IdentifierOxford (England), The Bodleian Libraries, University of Oxford: Ms. Hunt. Add. E
Alternative IdentifiersOxford (England), Catalogue Neubauer: 2429
Primary Manuscript TitlesThe Great Parchment (Hepburn edition)
Provenance InformationAt the bottom left, the donor's inscription: Ex dono Clementis Edmondes Remembratoris, Civitatis London, 1607.
Research LiteratureJ. H. Chajes, The Kabbalistic Tree (University Park, PA: Penn State University Press, 2022), 47–51.
Gabrielle Sed-Rajna, “Un diagramme kabbalistique de la bibliothèque de Gilles de Viterbe,” in Hommage à Georges Vajda: Études d’histoire et de pensée juives, ed.
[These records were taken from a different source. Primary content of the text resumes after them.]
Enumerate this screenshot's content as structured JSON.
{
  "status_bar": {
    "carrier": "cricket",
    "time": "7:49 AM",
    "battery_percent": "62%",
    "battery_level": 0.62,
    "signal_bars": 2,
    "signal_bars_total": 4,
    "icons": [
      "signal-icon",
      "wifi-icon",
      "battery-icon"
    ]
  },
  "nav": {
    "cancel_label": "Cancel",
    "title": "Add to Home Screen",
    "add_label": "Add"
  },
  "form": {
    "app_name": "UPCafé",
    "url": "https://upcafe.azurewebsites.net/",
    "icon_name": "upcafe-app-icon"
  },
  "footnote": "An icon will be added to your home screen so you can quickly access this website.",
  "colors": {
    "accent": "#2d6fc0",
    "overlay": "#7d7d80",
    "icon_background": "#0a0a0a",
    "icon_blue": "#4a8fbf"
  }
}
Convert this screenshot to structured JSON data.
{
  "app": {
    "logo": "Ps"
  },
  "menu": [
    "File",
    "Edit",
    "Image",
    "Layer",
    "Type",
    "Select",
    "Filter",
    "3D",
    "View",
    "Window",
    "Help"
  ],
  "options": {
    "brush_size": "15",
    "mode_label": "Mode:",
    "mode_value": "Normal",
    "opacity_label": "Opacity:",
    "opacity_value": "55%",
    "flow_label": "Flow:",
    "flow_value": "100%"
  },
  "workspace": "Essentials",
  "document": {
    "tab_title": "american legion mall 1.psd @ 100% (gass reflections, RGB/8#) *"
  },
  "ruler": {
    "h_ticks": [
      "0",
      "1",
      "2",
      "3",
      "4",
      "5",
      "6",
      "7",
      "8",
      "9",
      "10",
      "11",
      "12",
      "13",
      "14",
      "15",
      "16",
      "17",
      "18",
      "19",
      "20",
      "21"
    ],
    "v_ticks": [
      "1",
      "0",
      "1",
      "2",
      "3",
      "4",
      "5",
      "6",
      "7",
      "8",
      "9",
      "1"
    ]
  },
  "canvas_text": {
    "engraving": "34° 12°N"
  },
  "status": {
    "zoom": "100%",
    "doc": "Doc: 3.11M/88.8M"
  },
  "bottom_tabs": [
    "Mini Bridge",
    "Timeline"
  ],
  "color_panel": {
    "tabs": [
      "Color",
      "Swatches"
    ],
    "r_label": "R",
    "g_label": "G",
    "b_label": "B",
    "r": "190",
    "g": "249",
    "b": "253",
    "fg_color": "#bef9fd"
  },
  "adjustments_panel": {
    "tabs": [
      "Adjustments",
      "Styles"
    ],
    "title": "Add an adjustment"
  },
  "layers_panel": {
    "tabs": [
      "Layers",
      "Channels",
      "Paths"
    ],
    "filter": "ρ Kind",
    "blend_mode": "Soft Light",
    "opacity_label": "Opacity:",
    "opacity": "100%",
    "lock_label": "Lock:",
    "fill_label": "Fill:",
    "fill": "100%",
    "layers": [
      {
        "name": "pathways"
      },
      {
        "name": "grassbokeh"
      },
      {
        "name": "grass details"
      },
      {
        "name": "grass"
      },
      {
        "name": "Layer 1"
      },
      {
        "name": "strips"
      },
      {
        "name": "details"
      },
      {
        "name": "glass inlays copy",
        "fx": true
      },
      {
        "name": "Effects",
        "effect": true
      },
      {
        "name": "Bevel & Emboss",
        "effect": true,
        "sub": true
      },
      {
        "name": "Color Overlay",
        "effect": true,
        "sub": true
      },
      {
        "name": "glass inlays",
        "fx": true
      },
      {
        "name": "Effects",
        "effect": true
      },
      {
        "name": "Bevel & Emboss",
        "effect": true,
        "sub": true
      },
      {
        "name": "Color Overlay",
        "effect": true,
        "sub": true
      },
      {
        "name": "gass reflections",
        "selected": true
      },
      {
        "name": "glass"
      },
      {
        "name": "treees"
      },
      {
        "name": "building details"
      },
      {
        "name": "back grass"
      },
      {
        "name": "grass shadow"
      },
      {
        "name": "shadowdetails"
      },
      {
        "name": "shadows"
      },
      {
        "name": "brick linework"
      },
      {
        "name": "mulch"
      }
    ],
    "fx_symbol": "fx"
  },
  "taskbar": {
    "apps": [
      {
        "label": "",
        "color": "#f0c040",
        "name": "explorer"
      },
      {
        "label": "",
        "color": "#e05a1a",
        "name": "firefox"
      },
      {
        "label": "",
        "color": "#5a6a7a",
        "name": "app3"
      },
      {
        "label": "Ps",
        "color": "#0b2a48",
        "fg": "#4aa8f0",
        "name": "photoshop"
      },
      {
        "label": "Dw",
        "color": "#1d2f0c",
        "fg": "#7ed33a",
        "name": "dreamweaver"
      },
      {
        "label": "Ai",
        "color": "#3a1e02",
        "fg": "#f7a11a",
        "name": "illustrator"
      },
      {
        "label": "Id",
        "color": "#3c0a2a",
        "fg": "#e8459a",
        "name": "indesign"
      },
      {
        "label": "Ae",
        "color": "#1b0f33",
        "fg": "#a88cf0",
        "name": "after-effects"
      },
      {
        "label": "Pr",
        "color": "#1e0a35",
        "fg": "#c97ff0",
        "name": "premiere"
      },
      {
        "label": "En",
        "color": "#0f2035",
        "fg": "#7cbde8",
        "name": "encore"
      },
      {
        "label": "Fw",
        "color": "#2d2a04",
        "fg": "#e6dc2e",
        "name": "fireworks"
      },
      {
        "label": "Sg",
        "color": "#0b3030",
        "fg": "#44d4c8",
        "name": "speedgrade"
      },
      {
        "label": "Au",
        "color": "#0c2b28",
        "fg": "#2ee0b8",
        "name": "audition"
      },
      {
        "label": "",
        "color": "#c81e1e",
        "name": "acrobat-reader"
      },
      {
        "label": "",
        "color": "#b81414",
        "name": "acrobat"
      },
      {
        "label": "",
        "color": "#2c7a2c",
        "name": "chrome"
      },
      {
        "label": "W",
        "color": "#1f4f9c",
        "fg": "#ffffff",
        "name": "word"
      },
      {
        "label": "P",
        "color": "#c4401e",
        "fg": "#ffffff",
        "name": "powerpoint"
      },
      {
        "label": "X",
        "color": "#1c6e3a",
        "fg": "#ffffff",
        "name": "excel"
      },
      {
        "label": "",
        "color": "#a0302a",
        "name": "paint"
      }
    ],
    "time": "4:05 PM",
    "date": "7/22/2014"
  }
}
Gérard Nahon and Charles Touati (Louvain: Peeters, 1980), 363–376.
Anthony Grafton and Joanna Weinberg, “I Have Always Loved the Holy Tongue”: Isaac Casaubon, the Jews, and a Forgotten Chapter in Renaissance Scholarship (Cambridge, MA: Belknap Press of Harvard University Press, 2011), 83–85.
Robert Wilkinson, Orientalism, Aramaic, and Kabbalah in the Catholic Reformation: The First Printing of the Syriac New Testament (Leiden and Boston: Brill, 2007), 47n63.
Adolf Neubauer, Catalogue of the Hebrew Manuscripts in the Bodleian Library (Oxford: Clarendon Press, 1886).
Catalogue of the Hebrew Manuscripts in the Bodleian Library: Supplement of Addenda and Corrigenda to Vol. 1 (A. Neubauer's Catalogue) (Oxford: Clarendon Press, 1994).
Daniel C. Matt, Lev ha-Kabbalah (Tel Aviv: Yediot Ahronoth, 2011), image on book cover.
NotesEarly in the sixteenth century, an old copy of the “Great Parchment” was acquired by the Italian humanist and philosopher Cardinal Egidio da Viterbo (1472–1532). The text it bore was the idiosyncratic treatise on the sefirot, Iggeret sippurim (Letter of stories). This Great Parchment subsequently found its way to the library of Catherine de’ Medici (1519–1589), the Italian noblewoman who became queen of France. Manuscripts from Catherine’s collection arrived at the royal library of Paris in 1599. It was there that the great scholar Isaac Casaubon (1559–1614) discovered the ilan. The old Great Parchment, which by then may have celebrated its bicentennial, was in such poor condition and so difficult to read that Casaubon found it impossible to decipher. He therefore commissioned the Scottish Hebraist James Hepburn (1573–1620) to undertake its reproduction in 1606 or early 1607. Comparison to the sketch of the Great Parchment found in Palatina Library, Cod. Parm. 2419 and to the newly discovered Great Parchment found in Uppsala University Library, O Hebr. 33:3 reveals that Hepburn’s restoration exchanged the idiosyncratic graphical framework of the original in favor of the array of the sefirot that had become iconic by his time. Particular graphical elements, e.g., the clusters of Tiferet and Malkhut and the medallions of Abraham and Ishmael adjacent to Gevurah, nevertheless betray Hepburn’s having worked from a Great Parchment very much like those in the Parma and Uppsala MSS. Hepburn was a fine artist and a learned Hebraist with a penchant for Christianity-validating syncretistic prisca theologia (ancient theology). Hepburn is referred to in the colophon added later to the parchment as “the young brother Jacob Ḥebroni, the Scot.” This is in keeping with his self-reference on the engraving entitled Virga Aurea (Golden rod), an iconotextual feast that praises the Virgin in a kabbalistic whirlwind of seventy-two different alphabets. Hepburn prepared it with the engraver Philippe Thomassin (1562–1622) and printed it in Rome in 1616, while serving as curator of Oriental manuscripts in the Vatican.